If anything was clear from their Apr. 18 agenda-setting meeting, Athens-Clarke County commissioners have divergent—and often contradictory—ideas about walkability. For example, one commissioner who criticized proposed suburban developments for being car-centric later fretted about a lack of parking in her intown district. Another commissioner who said not everything needs to be walkable then turned around and lamented the lack of traffic calming in her mostly rural district.

Commissioners were mostly critical of a proposed development of 254 rental townhouses off Olympic Drive, because it’s not located near transit or stores or other destinations within walking distance. The developers withdrew their proposal last year after the planning commission recommended denial, but brought it back virtually unchanged. It’s in an area zoned industrial, and if it’s rezoned to residential, that could cause employers to shy away from bringing jobs to that part of Clarke County, which has long been set aside for industrial uses, Planning Director Brad Griffin and local economic development officials said.

Or what if residents could walk to their jobs at a manufacturing plant? “It’s kind of like the old-school mill towns where people live where they work,” Commissioner John Culpepper said.

There’s a reason industrial and residential uses were separated, Commissioner Jesse Houle said—workers suffered from the effects of polluted soil and water.   

Arguments shifted when it came to a similar townhouse development off Jennings Mill Road on the other side of town. That area was intended to be industrial, but when the Georgia Department of Transportation didn’t build a Loop interchange, slowly but surely, it turned into residential. “We’re never going to see industrial built in this area,” Houle said.

But, Houle criticized the project’s lack of connections to the surrounding area, particularly given that it’s not far from the busy Atlanta Highway commercial strip. “You can’t walk to anything here,” they said.

Jennings Mill does have sidewalks and bike lanes, Commissioner Mike Hamby said. But it’s also a divided four-lane road that was originally intended to carry trucks, and Atlanta Highway is one of the most unfriendly roads in Athens for people on foot or bike.
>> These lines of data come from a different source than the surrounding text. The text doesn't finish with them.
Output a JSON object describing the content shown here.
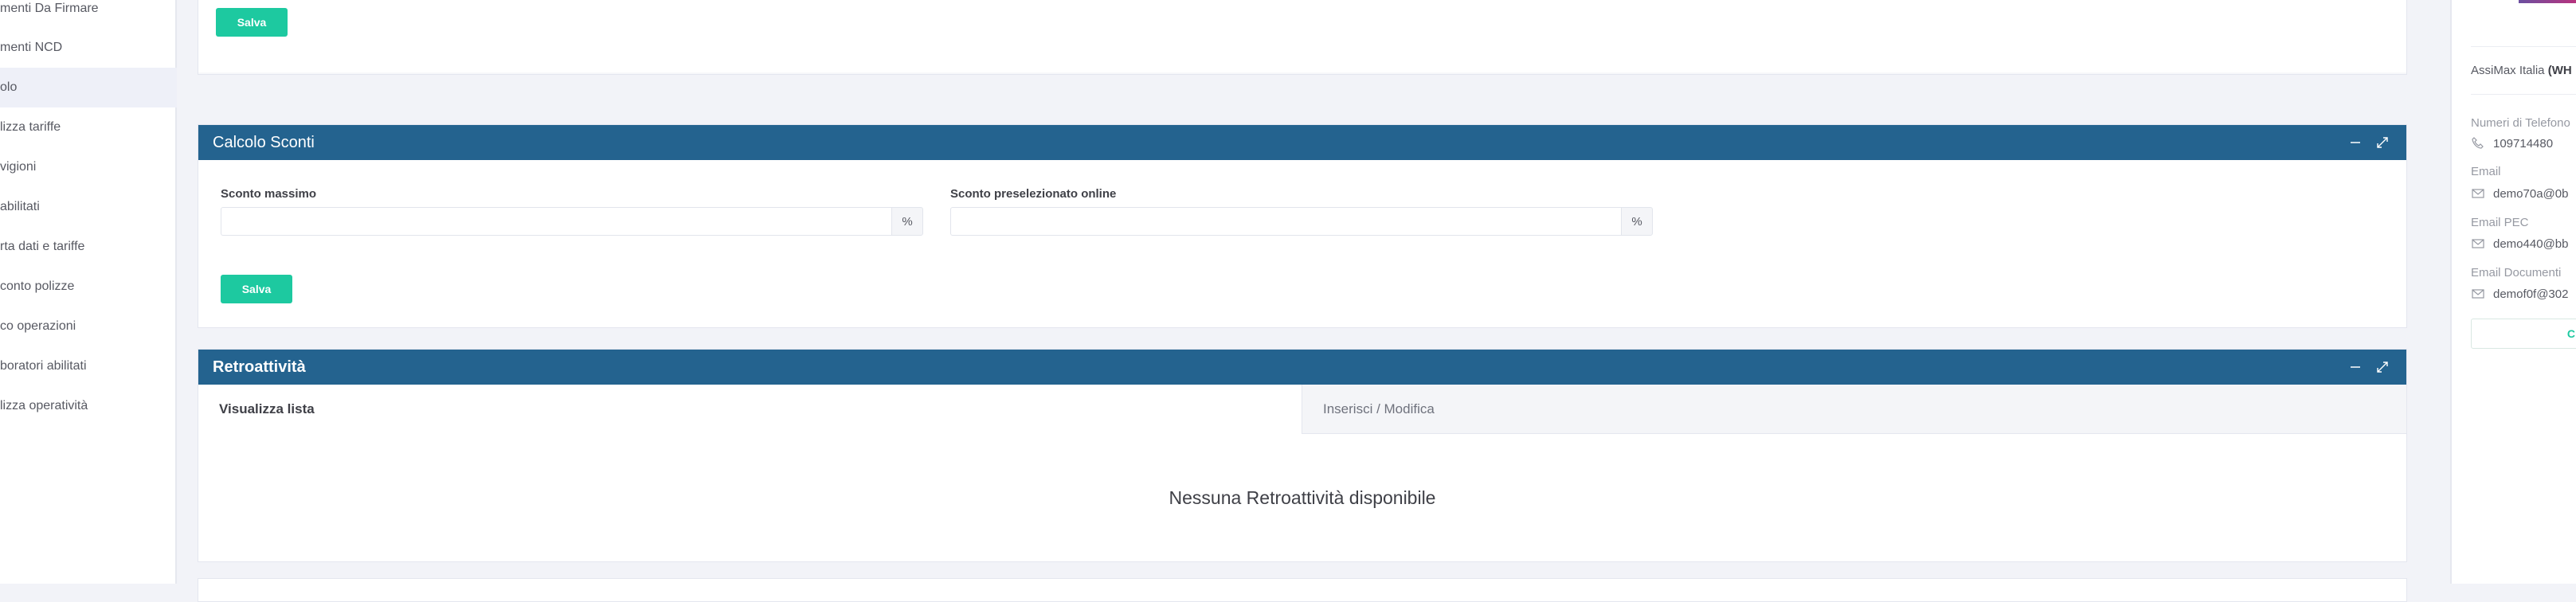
{
  "sidebar": {
    "items": [
      {
        "label": "menti Da Firmare"
      },
      {
        "label": "menti NCD"
      },
      {
        "label": "olo"
      },
      {
        "label": "lizza tariffe"
      },
      {
        "label": "vigioni"
      },
      {
        "label": " abilitati"
      },
      {
        "label": "rta dati e tariffe"
      },
      {
        "label": "conto polizze"
      },
      {
        "label": "co operazioni"
      },
      {
        "label": "boratori abilitati"
      },
      {
        "label": "lizza operatività"
      }
    ]
  },
  "top_card": {
    "save_label": "Salva"
  },
  "calcolo_sconti": {
    "title": "Calcolo Sconti",
    "field1_label": "Sconto massimo",
    "field1_value": "",
    "field1_addon": "%",
    "field2_label": "Sconto preselezionato online",
    "field2_value": "",
    "field2_addon": "%",
    "save_label": "Salva"
  },
  "retroattivita": {
    "title": "Retroattività",
    "tabs": [
      {
        "label": "Visualizza lista"
      },
      {
        "label": "Inserisci / Modifica"
      }
    ],
    "empty_message": "Nessuna Retroattività disponibile"
  },
  "right_panel": {
    "company_prefix": "AssiMax Italia ",
    "company_code": "(WH",
    "phone_label": "Numeri di Telefono",
    "phone_value": "109714480",
    "email_label": "Email",
    "email_value": "demo70a@0b",
    "pec_label": "Email PEC",
    "pec_value": "demo440@bb",
    "docs_label": "Email Documenti",
    "docs_value": "demof0f@302",
    "button_label": "C"
  },
  "colors": {
    "header_blue": "#24638f",
    "save_green": "#1dc9a0"
  }
}
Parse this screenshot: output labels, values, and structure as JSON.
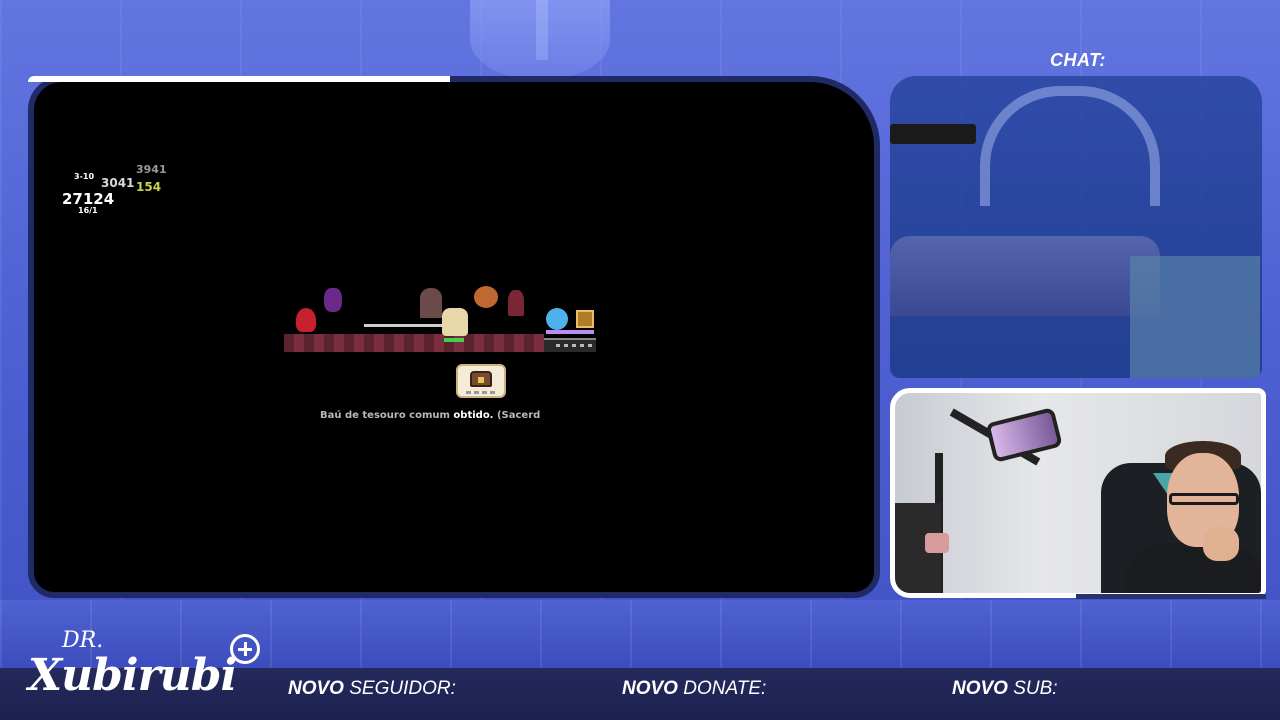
{
  "game": {
    "stage": "3-10",
    "num_a": "3941",
    "num_b": "3041",
    "num_c": "154",
    "num_d": "27124",
    "counter": "16/1",
    "loot_message_pre": "Baú de tesouro comum ",
    "loot_message_hl": "obtido.",
    "loot_message_post": " (Sacerd"
  },
  "chat": {
    "label": "CHAT:"
  },
  "branding": {
    "prefix": "DR.",
    "name": "Xubirubi"
  },
  "alerts": {
    "seguidor_bold": "NOVO",
    "seguidor_rest": " SEGUIDOR:",
    "donate_bold": "NOVO",
    "donate_rest": " DONATE:",
    "sub_bold": "NOVO",
    "sub_rest": " SUB:"
  },
  "colors": {
    "overlay_blue": "#4456c6",
    "bar_navy": "#1c2050",
    "hp_green": "#3fd24a"
  },
  "icons": [
    "treasure-chest-icon",
    "plus-circle-icon"
  ]
}
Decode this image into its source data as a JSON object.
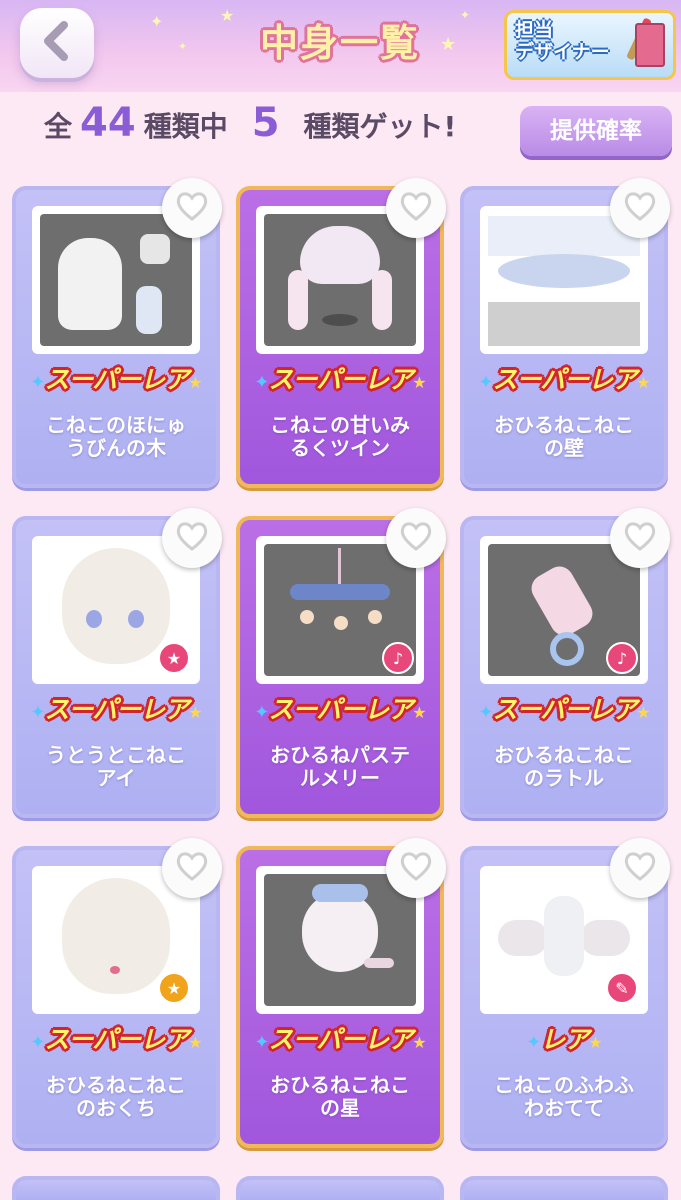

ACC has some TSPLOST funding to help, as Hamby noted, but GDOT is also planning on widening the highway, which won’t help.

The discussion prompted some musings from Commissioner Ovita Thornton, who represents the northeastern part of the county and—it should be mentioned, since the topic is driving versus walking—has been charged with DUI twice since February.

“We should be looking for diversity—some areas are walkable, some areas are out and separate,” she said. “But it looks like a couple of us really want to push [their] vision of what a community looks like. 

“Some people… they don’t want nobody walking by and looking in their window,” she said. “They don’t want those paths.”

Shortly after, Thornton said that she was being misunderstood. “Just because we want something to be walkable doesn’t mean it’s going to happen,” she said. “You’re going to have some places, you’re going to have to drive, and some people want to drive.”

No one had mentioned preventing people from driving, just that there should be other options. And University of Georgia students should have all the options they want as far as parking, according to Commissioner Melissa Link. She had questions about parking around a Cobbham house near the Clarke County School District’s headquarters that CCDS wants rezoned so it can sell because it has no use for it. Link said the house would inevitably become a student rental or be torn down for student apartments, although Thornton and Commissioner Dexter Fisher—a former school board member and CCSD administrator, respectively—said they weren’t aware of any such plans.

“I think the major concern would be, what if you pack four or five students in this house? That’s four or five cars parked on the street, plus all their friends who want to visit and stumble downtown,” Link said.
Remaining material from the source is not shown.